Bug #7610
closedMemory corruption during rados bench
0%
Description
This is ceph 0.77-655-g195d53a-1saucy
After doing parallel 4194306 byte object writes/reads to EC encoded pools via rados bench, any further sequential read smaller than 4194281 bytes seems to cause rados to segfault with memory corruption errors. It appears to be repeatable. Interestingly, if the 4MB writes/reads are not done, smaller reads appear to work fine.
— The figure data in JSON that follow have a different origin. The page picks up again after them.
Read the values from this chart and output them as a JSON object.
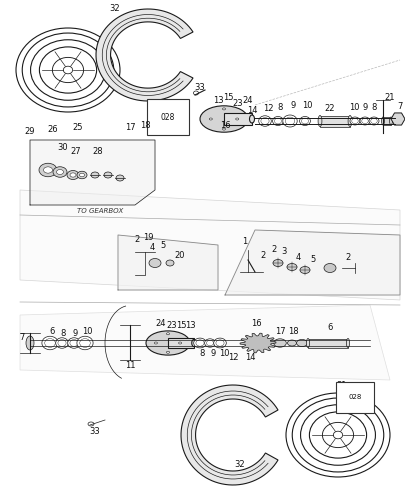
{
  "bg_color": "#ffffff",
  "line_color": "#1a1a1a",
  "label_color": "#111111",
  "gray_color": "#888888",
  "light_gray": "#cccccc"
}
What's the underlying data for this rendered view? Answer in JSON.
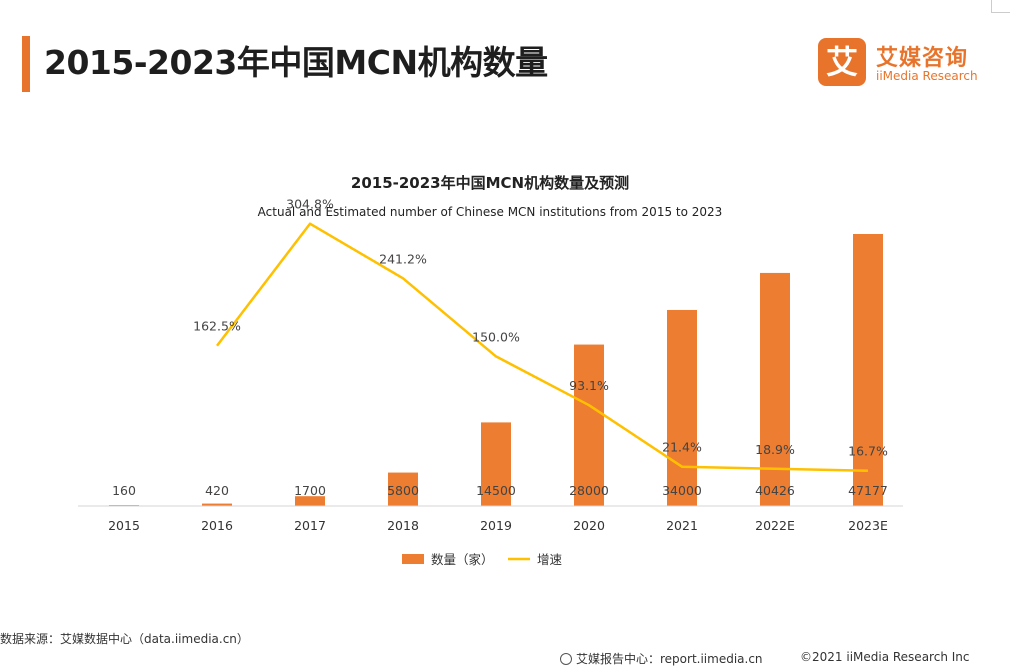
{
  "header": {
    "title": "2015-2023年中国MCN机构数量"
  },
  "logo": {
    "mark": "艾",
    "name_cn": "艾媒咨询",
    "name_en": "iiMedia Research"
  },
  "chart_data": {
    "type": "bar",
    "title": "2015-2023年中国MCN机构数量及预测",
    "subtitle": "Actual and Estimated number of Chinese MCN institutions from 2015 to 2023",
    "categories": [
      "2015",
      "2016",
      "2017",
      "2018",
      "2019",
      "2020",
      "2021",
      "2022E",
      "2023E"
    ],
    "series": [
      {
        "name": "数量（家）",
        "type": "bar",
        "color": "#ed7d31",
        "values": [
          160,
          420,
          1700,
          5800,
          14500,
          28000,
          34000,
          40426,
          47177
        ],
        "labels": [
          "160",
          "420",
          "1700",
          "5800",
          "14500",
          "28000",
          "34000",
          "40426",
          "47177"
        ]
      },
      {
        "name": "增速",
        "type": "line",
        "color": "#ffc000",
        "values": [
          null,
          162.5,
          304.8,
          241.2,
          150.0,
          93.1,
          21.4,
          18.9,
          16.7
        ],
        "labels": [
          "",
          "162.5%",
          "304.8%",
          "241.2%",
          "150.0%",
          "93.1%",
          "21.4%",
          "18.9%",
          "16.7%"
        ]
      }
    ],
    "ylim": [
      0,
      47177
    ],
    "y2lim": [
      0,
      350
    ],
    "grid": false,
    "legend_position": "bottom-center"
  },
  "source": {
    "text": "数据来源：艾媒数据中心（data.iimedia.cn）"
  },
  "footer": {
    "report": "艾媒报告中心：report.iimedia.cn",
    "copyright": "©2021  iiMedia Research  Inc"
  }
}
Looking at the core file with gdb, it looks like the source of this is in common/timer.cc when some kind of callback is suppposed to be getting erased on line 99. That's all GDB is telling me right now with a simple backtrace. Core dump and rados executable included.
Files
Updated by Mark Nelson about 10 years ago
- File valgrind.out valgrind.out added
- Severity deleted (
3 - minor)
Ran rados under valgrind and valgrind is not happy, but I'm not sure it's really telling us much. Sam suspects general memory corruption (which perhaps his backs up).
Valgrind command used:
valgrind --tool=memcheck --leak-check=yes --soname-synonyms=somalloc=*tcmalloc* /usr/bin/rados c /tmp/cbt/ceph/ceph.conf -p rados-bench`hostname -s`-0 -b 4096 bench 300 seq --concurrent-ios 32 --no-cleanup 2> valgrind.out
Updated by Mark Nelson about 10 years ago
Performed further tests with tcmalloc's HEAPCHECK but without much luck.
I also ran through the same tests with 3x replication pools and have not been able to reproduce with replication instead of EC.